Ces symptômes et ces propos n’échappaient pas à M. de Moustier. Ils étaient signalés et relevés chaque jour dans les correspondances qu’il recevait d’Allemagne, mais ils étaient atténués par les assurances tranquillisantes que notre ambassadeur avait rapportées de Berlin. Faire partager ses alarmes à un ministre que rassurent les gouvernemens avec lesquels il traite et qui déjà entrevoit le succès couronnant de longs et de pénibles efforts n’est pas chose aisée. Pour ébranler la confiance de M. de Moustier, il ne fallait rien moins qu’une franchise de langage autorisée par de longues années d’intime et d’affectueuse collaboration à Berlin et à Constantinople. Ce qui préoccupait le plus M. de Moustier, c’était l’état de l’opinion en Allemagne. Il tenait à savoir l’impression que produirait sur elle la cession du Luxembourg à la France. « Tout dépendra, lui dis-je, des sentimens du comte de Bismarck, dont vous êtes plus à même que moi d’apprécier la sincérité.

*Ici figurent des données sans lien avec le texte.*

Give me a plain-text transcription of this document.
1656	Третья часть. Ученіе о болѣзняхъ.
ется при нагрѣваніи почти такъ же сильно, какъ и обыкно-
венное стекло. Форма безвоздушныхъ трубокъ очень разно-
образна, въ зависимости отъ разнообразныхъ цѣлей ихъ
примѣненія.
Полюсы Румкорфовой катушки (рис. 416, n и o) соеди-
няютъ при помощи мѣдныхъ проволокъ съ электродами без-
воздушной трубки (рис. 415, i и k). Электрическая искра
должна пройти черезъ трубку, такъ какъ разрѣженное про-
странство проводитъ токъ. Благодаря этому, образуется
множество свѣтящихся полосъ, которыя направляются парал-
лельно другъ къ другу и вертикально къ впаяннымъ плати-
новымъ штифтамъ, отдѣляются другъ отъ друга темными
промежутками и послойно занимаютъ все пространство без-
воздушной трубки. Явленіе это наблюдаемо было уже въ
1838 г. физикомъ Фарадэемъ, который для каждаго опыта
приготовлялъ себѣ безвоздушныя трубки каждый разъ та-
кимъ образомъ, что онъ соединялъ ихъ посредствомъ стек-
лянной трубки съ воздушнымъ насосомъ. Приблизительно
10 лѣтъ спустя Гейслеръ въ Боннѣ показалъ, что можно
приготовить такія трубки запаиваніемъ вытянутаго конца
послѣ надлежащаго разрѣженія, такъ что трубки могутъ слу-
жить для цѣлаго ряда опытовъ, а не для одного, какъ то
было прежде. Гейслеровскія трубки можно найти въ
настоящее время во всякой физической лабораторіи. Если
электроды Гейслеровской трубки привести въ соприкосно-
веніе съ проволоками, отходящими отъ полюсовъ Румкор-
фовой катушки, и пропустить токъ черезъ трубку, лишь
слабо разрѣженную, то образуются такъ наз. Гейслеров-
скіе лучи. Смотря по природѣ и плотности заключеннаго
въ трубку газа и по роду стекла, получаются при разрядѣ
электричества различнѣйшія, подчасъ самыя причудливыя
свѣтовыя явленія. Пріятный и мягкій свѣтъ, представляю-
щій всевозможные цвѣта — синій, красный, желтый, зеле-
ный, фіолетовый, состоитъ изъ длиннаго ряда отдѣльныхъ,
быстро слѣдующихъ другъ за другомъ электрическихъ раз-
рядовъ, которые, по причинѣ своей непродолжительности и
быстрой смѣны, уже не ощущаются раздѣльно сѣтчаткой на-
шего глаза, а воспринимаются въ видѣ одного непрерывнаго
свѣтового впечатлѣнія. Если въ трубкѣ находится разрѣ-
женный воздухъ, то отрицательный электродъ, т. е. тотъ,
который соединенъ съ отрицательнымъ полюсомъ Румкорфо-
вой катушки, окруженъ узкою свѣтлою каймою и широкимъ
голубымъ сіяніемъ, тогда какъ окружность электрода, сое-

C’est lui qui, de son cabinet, inspire et dirige l’opinion. Il l’arrêtera ou se laissera déborder par elle suivant les circonstances. Si les passions s’enflamment, il ne fera aucun effort sérieux pour réagir contre le courant. Méfiez-vous, c’est mon dernier mot, et surtout n’oubliez pas que vous êtes à la veille de l’ouverture du parlement du Nord. »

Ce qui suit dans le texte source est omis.